Any questions? Use the comments section below.


  1. Hmmm… Couldn't you simply run the command to fix the MBR from the installed Windows 7 copy? I know that it used to be possible under older Windows versions (though the command used to be different, IIRC).
    I no longer have Windows installed, so I'm not in a position to test this, but it seems pretty surprising that it would no longer work.

    • I looked into this before writing the article and from what I read it isn't possible. Of course if you have a Windows 7 disk you don't need to create the recovery disk first, you can just use the Windows 7 disk and go to the command console from there.

  2. Hi Gary Newell

    I followed your instructions to remove Ubuntu from my Windows 7,
    but near the end of this task I come across the following problem.

    For each of the 3 non-Windows7 (ie Ubuntu) partitions I right clicked
    and selected "Delete Volume". One of the partitions changed to
    Unallocated and the other two partitions coalesced into a single
    Free space partition. The sizes were as I expcted.

    I then right clicked on the Windows 7 partition (OS(C:)) and found
    that the option "Extended Volume" was dimmed, and so I could not
    reclain the disk space that was used by ubuntu.

    Q Is there a way around this problem?

    Kind regards
    Goronwy Glyn Price

  3. Hi Gary Newell
    Sorry about my pervious comment about a right-click option been
    dimmed (greyed out). This was because I missed to do the right-click
    on the Free-space partition and select the "Delete Partition". This
    then converted the Free-space partition into an unallocated partition.

    To summarise: the original 3 non-Windows7 (ie Ubuntu) partitions have
    been converted into two unallocated partion. One Ubuntu partition was
    converted (Delete Volume) directly into unallocated partition, and the
    other two Ubuntu partitions were first converted (Delete Volume) into
    a single (coalesced) Free space partition and then (Delete Partition)
    into a single unallocated partition.

    I regarded the three partitions as ubuntu partitions because,
    File System was blank (ie Not NTFS or FAT), Capacity=Free_Space
    (being ubuntu, windows 7 cannot then calculate the Free_Space) and
    no device letter such as C:, D: etc).
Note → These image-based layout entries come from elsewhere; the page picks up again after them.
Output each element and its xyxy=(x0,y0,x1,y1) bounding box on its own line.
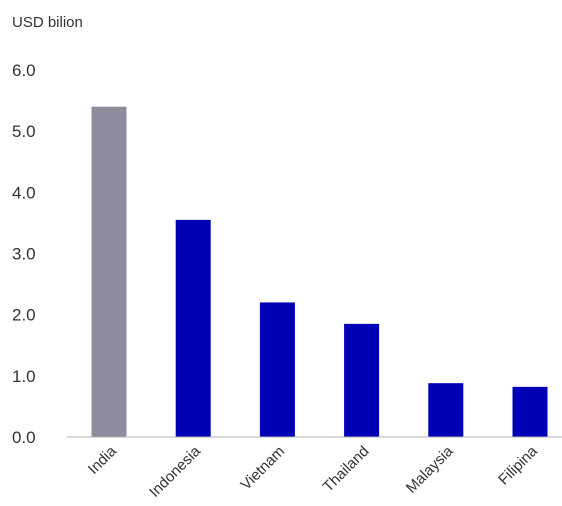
bar-thailand xyxy=(344,323,380,437)
bar-malaysia xyxy=(428,383,464,437)
x-tick-label: Thailand xyxy=(320,443,373,496)
y-tick-label: 4.0 xyxy=(12,183,36,202)
x-tick-label: Indonesia xyxy=(146,442,204,500)
bar-indonesia xyxy=(175,219,211,437)
y-tick-label: 3.0 xyxy=(12,245,36,264)
y-axis-label: USD bilion xyxy=(12,14,83,31)
y-axis-ticks: 0.0 1.0 2.0 3.0 4.0 5.0 6.0 xyxy=(12,61,36,447)
x-tick-label: Vietnam xyxy=(237,443,288,494)
y-tick-label: 6.0 xyxy=(12,61,36,80)
y-tick-label: 5.0 xyxy=(12,122,36,141)
y-tick-label: 1.0 xyxy=(12,367,36,386)
bar-vietnam xyxy=(259,302,295,437)
bar-filipina xyxy=(512,386,548,437)
x-tick-label: Malaysia xyxy=(403,442,457,496)
y-tick-label: 0.0 xyxy=(12,428,36,447)
bars xyxy=(91,106,548,437)
x-tick-label: India xyxy=(85,442,120,477)
x-axis-ticks: India Indonesia Vietnam Thailand Malaysia Fil… xyxy=(85,442,541,500)
y-tick-label: 2.0 xyxy=(12,306,36,325)
bar-india xyxy=(91,106,127,437)
x-tick-label: Filipina xyxy=(495,442,541,488)
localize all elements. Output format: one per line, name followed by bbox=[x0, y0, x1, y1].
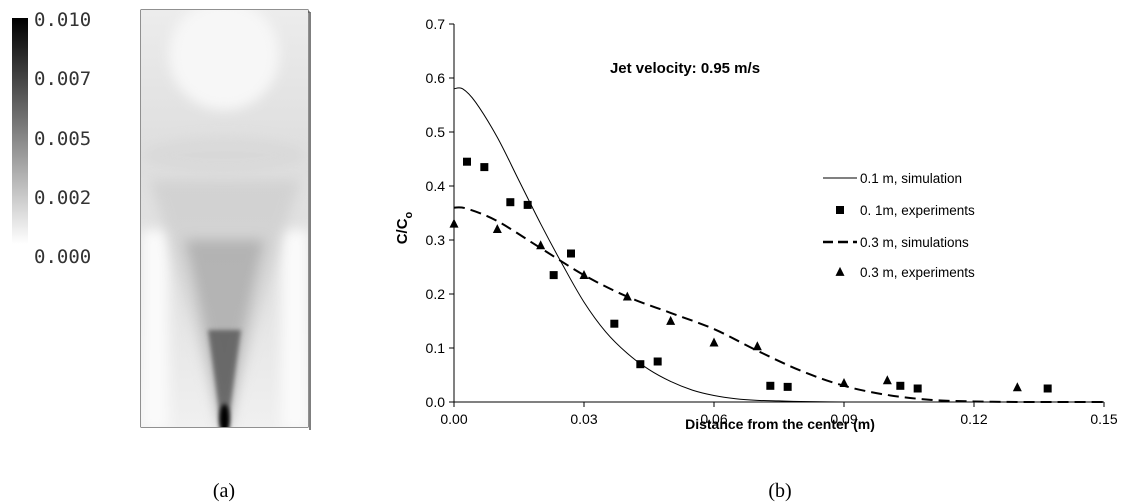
data-point-square bbox=[567, 249, 575, 258]
colorbar-label-4: 0.000 bbox=[34, 246, 91, 268]
data-point-triangle bbox=[622, 291, 632, 301]
y-axis: 0.0 0.1 0.2 0.3 0.4 0.5 0.6 0.7 bbox=[426, 16, 454, 410]
legend-item: 0.3 m, simulations bbox=[823, 235, 969, 250]
legend-label: 0. 1m, experiments bbox=[860, 203, 975, 218]
data-point-square bbox=[783, 382, 792, 391]
data-point-triangle bbox=[536, 240, 546, 250]
chart-title: Jet velocity: 0.95 m/s bbox=[610, 60, 760, 77]
legend-item: 0.3 m, experiments bbox=[835, 265, 975, 280]
y-tick-label: 0.5 bbox=[426, 124, 446, 140]
x-tick-label: 0.06 bbox=[700, 411, 727, 427]
legend-item: 0.1 m, simulation bbox=[823, 171, 962, 186]
series-line bbox=[453, 87, 1104, 403]
data-point-square bbox=[896, 381, 905, 390]
y-tick-label: 0.2 bbox=[426, 286, 446, 302]
plot-series bbox=[449, 87, 1104, 404]
concentration-field bbox=[140, 9, 311, 430]
legend-item: 0. 1m, experiments bbox=[836, 203, 975, 218]
y-tick-label: 0.0 bbox=[426, 394, 446, 410]
series-line bbox=[453, 206, 1104, 404]
data-point-square bbox=[1043, 384, 1052, 393]
data-point-square bbox=[480, 163, 489, 172]
data-point-square bbox=[913, 384, 922, 393]
data-point-triangle bbox=[882, 375, 892, 385]
x-tick-label: 0.09 bbox=[830, 411, 857, 427]
colorbar-label-0: 0.010 bbox=[34, 9, 91, 31]
y-tick-label: 0.6 bbox=[426, 70, 446, 86]
data-point-triangle bbox=[839, 377, 849, 387]
data-point-square bbox=[766, 381, 775, 390]
legend-swatch bbox=[836, 206, 844, 214]
data-point-square bbox=[636, 360, 645, 369]
x-tick-label: 0.12 bbox=[960, 411, 987, 427]
y-tick-label: 0.4 bbox=[426, 178, 446, 194]
data-point-square bbox=[549, 271, 558, 280]
data-point-triangle bbox=[1012, 382, 1022, 392]
panel-a-caption: (a) bbox=[213, 480, 235, 502]
series-0 bbox=[453, 87, 1104, 403]
legend-label: 0.3 m, simulations bbox=[860, 235, 969, 250]
legend-label: 0.3 m, experiments bbox=[860, 265, 975, 280]
y-tick-label: 0.7 bbox=[426, 16, 446, 32]
x-tick-label: 0.03 bbox=[570, 411, 597, 427]
x-tick-label: 0.15 bbox=[1090, 411, 1117, 427]
series-3 bbox=[449, 218, 1022, 392]
colorbar-tick-labels: 0.010 0.007 0.005 0.002 0.000 bbox=[34, 9, 91, 268]
data-point-square bbox=[523, 200, 532, 209]
data-point-triangle bbox=[752, 341, 762, 351]
line-chart: 0.00.10.20.30.40.50.60.7 0.00 0.03 0.06 0.0… bbox=[394, 16, 1118, 432]
data-point-triangle bbox=[666, 315, 676, 325]
data-point-triangle bbox=[579, 269, 589, 279]
data-point-triangle bbox=[709, 337, 719, 347]
data-point-square bbox=[610, 319, 619, 328]
y-axis-label: C/Co bbox=[394, 211, 415, 244]
legend-label: 0.1 m, simulation bbox=[860, 171, 962, 186]
y-tick-label: 0.1 bbox=[426, 340, 446, 356]
series-2 bbox=[453, 206, 1104, 404]
y-axis-label-group: C/Co bbox=[394, 211, 415, 244]
colorbar-label-2: 0.005 bbox=[34, 128, 91, 150]
x-tick-label: 0.00 bbox=[440, 411, 467, 427]
data-point-triangle bbox=[492, 224, 502, 234]
series-1 bbox=[463, 157, 1052, 393]
panel-b: 0.00.10.20.30.40.50.60.7 0.00 0.03 0.06 0.0… bbox=[394, 16, 1118, 502]
data-point-square bbox=[653, 357, 662, 366]
y-axis-label-main: C/C bbox=[394, 218, 411, 244]
panel-b-caption: (b) bbox=[768, 480, 791, 502]
colorbar-label-3: 0.002 bbox=[34, 187, 91, 209]
panel-a: 0.010 0.007 0.005 0.002 0.000 bbox=[12, 9, 311, 502]
y-axis-label-sub: o bbox=[403, 211, 415, 218]
x-axis: 0.00 0.03 0.06 0.09 0.12 0.15 bbox=[440, 402, 1118, 427]
data-point-square bbox=[506, 198, 515, 207]
colorbar-label-1: 0.007 bbox=[34, 68, 91, 90]
y-tick-label: 0.3 bbox=[426, 232, 446, 248]
data-point-square bbox=[463, 157, 471, 166]
x-axis-label: Distance from the center (m) bbox=[685, 416, 875, 432]
colorbar bbox=[12, 18, 28, 244]
legend-swatch bbox=[835, 266, 845, 276]
legend: 0.1 m, simulation 0. 1m, experiments 0.3 m… bbox=[823, 171, 975, 280]
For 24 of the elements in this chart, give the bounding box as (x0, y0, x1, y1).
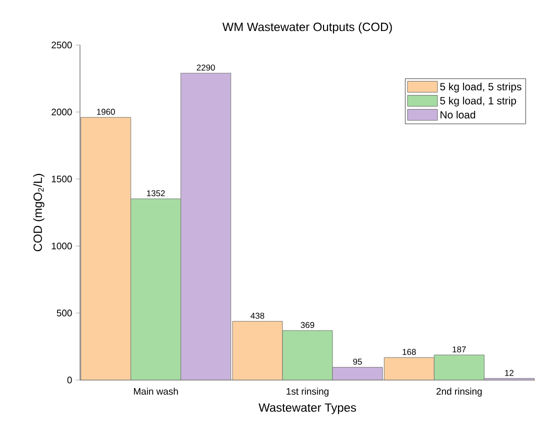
y-tick-label: 0 (67, 376, 72, 384)
x-tick-label: 2nd rinsing (436, 388, 482, 397)
legend-label: No load (440, 110, 476, 118)
y-tick-label: 1500 (52, 176, 72, 182)
chart-title: WM Wastewater Outputs (COD) (222, 22, 392, 34)
data-label: 1352 (147, 190, 165, 196)
x-tick-label: 1st rinsing (286, 388, 328, 397)
legend-label: 5 kg load, 5 strips (440, 82, 522, 92)
legend-label: 5 kg load, 1 strip (440, 96, 516, 107)
data-label: 1960 (97, 108, 115, 115)
data-label: 2290 (196, 64, 215, 71)
data-label: 95 (353, 358, 362, 365)
y-tick-label: 2500 (52, 42, 72, 48)
data-label: 187 (452, 346, 466, 352)
x-axis-title: Wastewater Types (258, 403, 356, 414)
y-tick-label: 1000 (52, 242, 72, 250)
x-tick-label: Main wash (134, 388, 178, 395)
y-axis-title: COD (mgO$_{2}$/L) (33, 174, 44, 252)
y-tick-label: 500 (56, 310, 72, 316)
data-label: 12 (505, 370, 514, 376)
data-label: 438 (250, 312, 264, 319)
y-tick-label: 2000 (52, 108, 72, 116)
data-label: 369 (300, 322, 314, 328)
data-label: 168 (402, 348, 416, 355)
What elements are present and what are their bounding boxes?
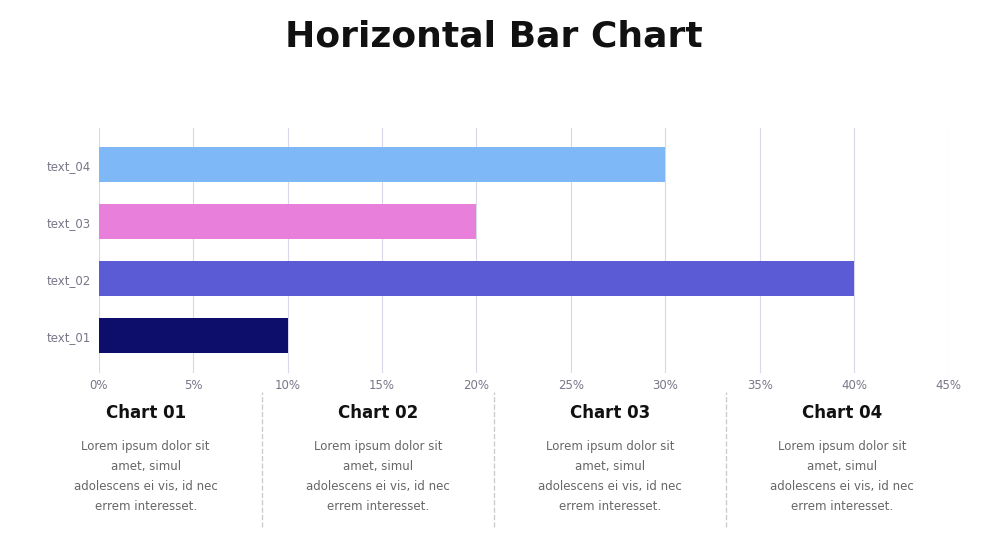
Text: Lorem ipsum dolor sit
amet, simul
adolescens ei vis, id nec
errem interesset.: Lorem ipsum dolor sit amet, simul adoles… — [74, 440, 217, 513]
Text: Chart 02: Chart 02 — [338, 404, 418, 421]
Text: Chart 01: Chart 01 — [106, 404, 186, 421]
Bar — [99, 261, 854, 296]
Bar — [99, 204, 476, 240]
Text: Chart 03: Chart 03 — [570, 404, 650, 421]
Text: Lorem ipsum dolor sit
amet, simul
adolescens ei vis, id nec
errem interesset.: Lorem ipsum dolor sit amet, simul adoles… — [538, 440, 682, 513]
Text: Lorem ipsum dolor sit
amet, simul
adolescens ei vis, id nec
errem interesset.: Lorem ipsum dolor sit amet, simul adoles… — [306, 440, 450, 513]
Text: Lorem ipsum dolor sit
amet, simul
adolescens ei vis, id nec
errem interesset.: Lorem ipsum dolor sit amet, simul adoles… — [771, 440, 914, 513]
Text: Horizontal Bar Chart: Horizontal Bar Chart — [286, 19, 702, 53]
Bar — [99, 318, 288, 353]
Text: Chart 04: Chart 04 — [802, 404, 882, 421]
Bar — [99, 147, 665, 182]
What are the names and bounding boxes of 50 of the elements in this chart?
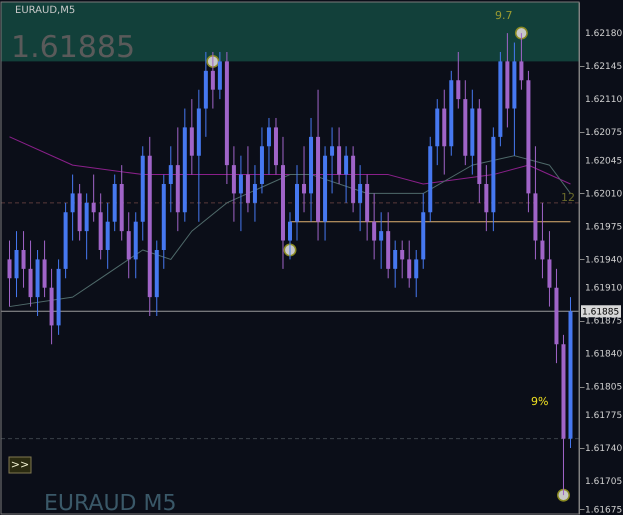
candlestick: [344, 146, 348, 204]
candlestick: [400, 240, 404, 279]
candlestick: [168, 146, 173, 213]
y-tick-label: 1.61675: [585, 505, 622, 515]
chart-title: EURAUD,M5: [15, 5, 76, 16]
y-tick-label: 1.62145: [585, 62, 622, 72]
candlestick: [210, 51, 215, 110]
candlestick: [330, 126, 334, 194]
point: [514, 26, 528, 40]
candlestick: [70, 174, 75, 242]
y-tick-label: 1.62180: [585, 29, 622, 40]
candlestick: [22, 230, 26, 288]
candlestick: [358, 164, 362, 232]
annotation: 1.61885: [11, 30, 136, 65]
annotation: >>: [10, 458, 30, 471]
candlestick: [379, 212, 384, 270]
candlestick: [540, 202, 544, 279]
candlestick: [238, 155, 243, 232]
candlestick: [407, 240, 412, 288]
candlestick: [393, 240, 398, 288]
y-tick-label: 1.61940: [585, 255, 622, 266]
annotation: 9%: [531, 395, 548, 408]
y-tick-label: 1.61875: [585, 316, 622, 327]
annotation: 12: [561, 191, 575, 204]
annotation: 9.7: [495, 9, 512, 22]
y-tick-label: 1.61805: [585, 382, 622, 393]
y-tick-label: 1.62045: [585, 156, 622, 166]
annotation: EURAUD M5: [44, 491, 176, 515]
candlestick: [302, 146, 306, 213]
y-tick-label: 1.62075: [585, 128, 622, 138]
y-tick-label: 1.61775: [585, 410, 622, 421]
y-tick-label: 1.61910: [585, 284, 622, 294]
y-tick-label: 1.61975: [585, 222, 622, 232]
candlestick: [414, 249, 418, 298]
line-series: [9, 136, 571, 184]
y-tick-label: 1.61705: [585, 477, 622, 487]
candlestick: [8, 240, 12, 308]
candlestick: [92, 174, 96, 222]
y-tick-label: 1.62110: [585, 95, 622, 106]
ref-line-label: 1.61885: [582, 307, 620, 318]
y-tick-label: 1.61840: [585, 350, 622, 360]
candlestick: [519, 32, 524, 90]
candlestick: [372, 192, 376, 260]
y-tick-label: 1.61740: [585, 444, 622, 454]
y-tick-label: 1.62010: [585, 189, 622, 200]
candlestick: [266, 117, 271, 176]
candlestick: [252, 164, 257, 222]
point: [557, 488, 570, 502]
candlestick: [288, 212, 292, 260]
candlestick: [456, 51, 460, 110]
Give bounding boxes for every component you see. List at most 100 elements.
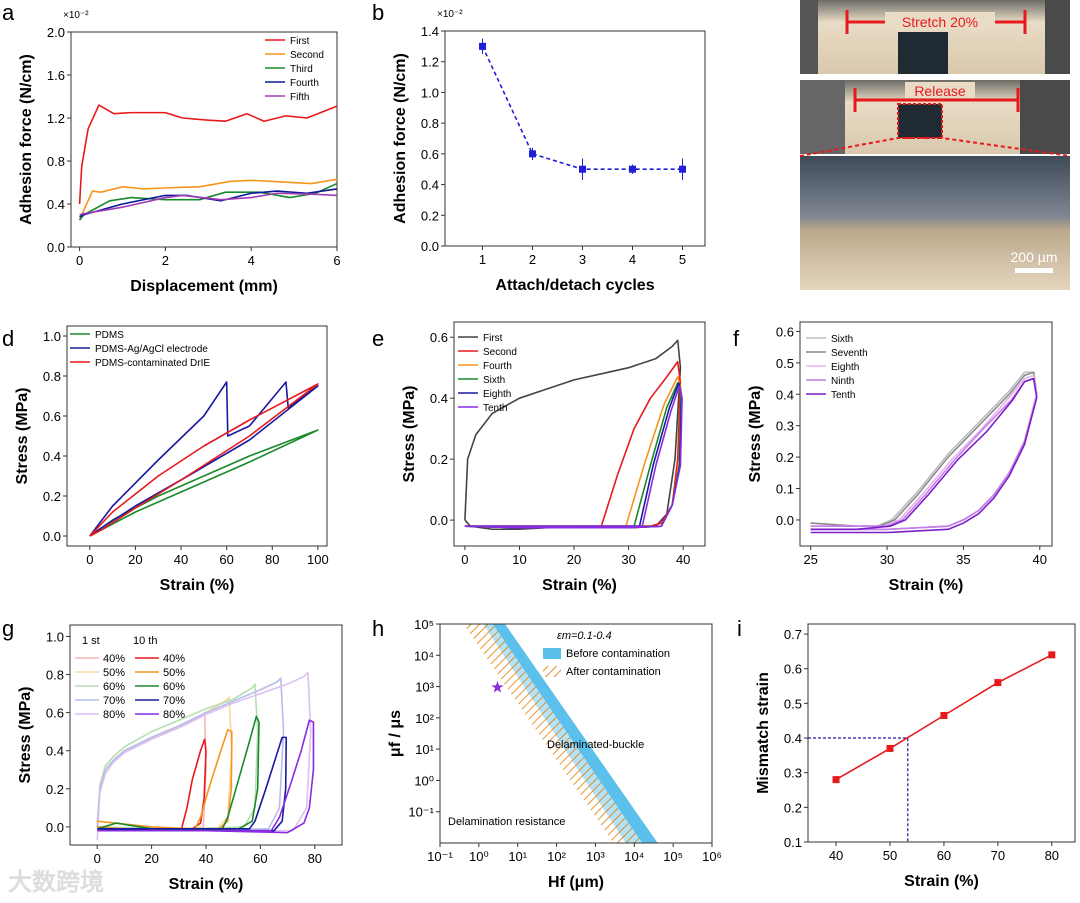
data-point bbox=[579, 165, 586, 173]
x-tick-label: 1 bbox=[479, 252, 486, 267]
panel-b: b 1 2 3 4 5 0.0 0.2 0.4 0.6 0.8 1.0 1.2 1.4 Attach/det… bbox=[372, 0, 706, 294]
series-line-second bbox=[78, 178, 338, 221]
x-tick-label: 30 bbox=[880, 552, 894, 567]
x-tick-label: 6 bbox=[333, 253, 340, 268]
x-axis-label: Strain (%) bbox=[160, 577, 235, 594]
y-tick-label: 0.4 bbox=[43, 449, 61, 464]
data-point bbox=[832, 776, 840, 784]
legend-label: Sixth bbox=[831, 334, 853, 345]
panel-letter: g bbox=[2, 616, 14, 641]
y-tick-label: 0.3 bbox=[776, 419, 794, 434]
panel-letter: d bbox=[2, 326, 14, 351]
y-tick-label: 10⁴ bbox=[414, 648, 434, 663]
y-tick-label: 0.6 bbox=[46, 706, 64, 721]
y-tick-label: 0.2 bbox=[430, 452, 448, 467]
x-tick-label: 60 bbox=[937, 848, 951, 863]
y-tick-label: 0.4 bbox=[47, 197, 65, 212]
legend-header: 1 st bbox=[82, 635, 100, 647]
y-tick-label: 10⁰ bbox=[414, 773, 434, 788]
y-tick-label: 0.8 bbox=[46, 668, 64, 683]
legend-swatch bbox=[543, 648, 561, 659]
series-line-70- bbox=[96, 677, 285, 832]
series-line-50- bbox=[97, 728, 233, 832]
legend-label: PDMS-Ag/AgCl electrode bbox=[95, 344, 208, 355]
panel-letter: h bbox=[372, 616, 384, 641]
x-tick-label: 2 bbox=[529, 252, 536, 267]
legend-header: 10 th bbox=[133, 635, 157, 647]
series-line-40- bbox=[97, 738, 207, 832]
legend-label: Ninth bbox=[831, 376, 854, 387]
y-tick-label: 0.0 bbox=[776, 513, 794, 528]
y-tick-label: 0.4 bbox=[46, 744, 64, 759]
legend-label: Fifth bbox=[290, 92, 309, 103]
y-tick-label: 0.8 bbox=[47, 154, 65, 169]
series-line-60- bbox=[96, 683, 259, 830]
x-tick-label: 40 bbox=[1033, 552, 1047, 567]
x-tick-label: 20 bbox=[567, 552, 581, 567]
y-tick-label: 0.2 bbox=[421, 208, 439, 223]
star-marker: ★ bbox=[490, 680, 504, 697]
y-tick-label: 0.0 bbox=[47, 240, 65, 255]
y-axis-label: μf / μs bbox=[387, 710, 404, 757]
legend-label: Second bbox=[483, 347, 517, 358]
panel-a: a 0 2 4 6 0.0 0.4 0.8 1.2 1.6 2.0 Displacement (mm)… bbox=[2, 0, 341, 295]
y-tick-label: 0.4 bbox=[784, 731, 802, 746]
clamp-left-2 bbox=[800, 80, 845, 154]
x-axis-label: Strain (%) bbox=[904, 873, 979, 890]
legend-label: Tenth bbox=[831, 390, 855, 401]
y-tick-label: 0.5 bbox=[776, 356, 794, 371]
legend-label: Fourth bbox=[483, 361, 512, 372]
annotation-strain: εm=0.1-0.4 bbox=[557, 630, 612, 642]
panel-i: i 40 50 60 70 80 0.1 0.2 0.3 0.4 0.5 0.6 0.7 Strain (… bbox=[737, 616, 1076, 890]
electrode-dark-2 bbox=[898, 104, 942, 138]
legend-label: PDMS-contaminated DrIE bbox=[95, 358, 210, 369]
series-line-80- bbox=[96, 671, 312, 841]
axis-multiplier: ×10⁻² bbox=[437, 9, 463, 20]
y-tick-label: 0.6 bbox=[776, 324, 794, 339]
y-tick-label: 0.1 bbox=[784, 835, 802, 850]
y-tick-label: 0.0 bbox=[43, 529, 61, 544]
legend-label: First bbox=[290, 36, 310, 47]
band-after-contamination bbox=[463, 624, 643, 843]
x-tick-label: 2 bbox=[162, 253, 169, 268]
legend-label: After contamination bbox=[566, 666, 661, 678]
series-line-40- bbox=[96, 711, 207, 830]
x-tick-label: 35 bbox=[956, 552, 970, 567]
y-tick-label: 0.2 bbox=[43, 489, 61, 504]
y-axis-label: Mismatch strain bbox=[755, 672, 772, 794]
legend-label: First bbox=[483, 333, 503, 344]
x-tick-label: 10 bbox=[512, 552, 526, 567]
y-tick-label: 10³ bbox=[415, 680, 434, 695]
clamp-left bbox=[800, 0, 818, 74]
plot-frame bbox=[439, 623, 713, 844]
series-line-pdms-contaminated-drie bbox=[89, 383, 319, 537]
y-tick-label: 0.2 bbox=[46, 782, 64, 797]
legend-label: 40% bbox=[103, 653, 125, 665]
y-tick-label: 10⁵ bbox=[414, 617, 434, 632]
legend-label: 50% bbox=[163, 667, 185, 679]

    Now when I right-clicked on the C drive partition the option
    "Extended Volume" is not dimmed, and I could continue with the
    procedure as you describe.

    Note. Only the unallocated partition that was previously a Free space
    partition and before that it corresponded to two ubuntu partitions
    was reclaimed. The other unallocated partition that previously was a
    ubuntu partition (no intermediate free space partition) is still unclaimed.
    The right-click option "Extended Volume" is now dimmed.

    Q Is is possible to reclaim this remaining unallocated partition or have I
    yet again not followed your procedure correctly? My Windows 7 seem okay;
    it boots directly into Windows 7 (no grub-menu); and C drive has increaed
    in size by the amount equal to the sum of two of the original ubuntu

    Kind regards
    Goronwy Glyn Price

  4. Thanks for this. Used it to remove Elementary just now and it was totally smooth. I'm not too familiar with Linux partitions yet so this was a good way to do things cleanly rather than trying to install another distro over the top.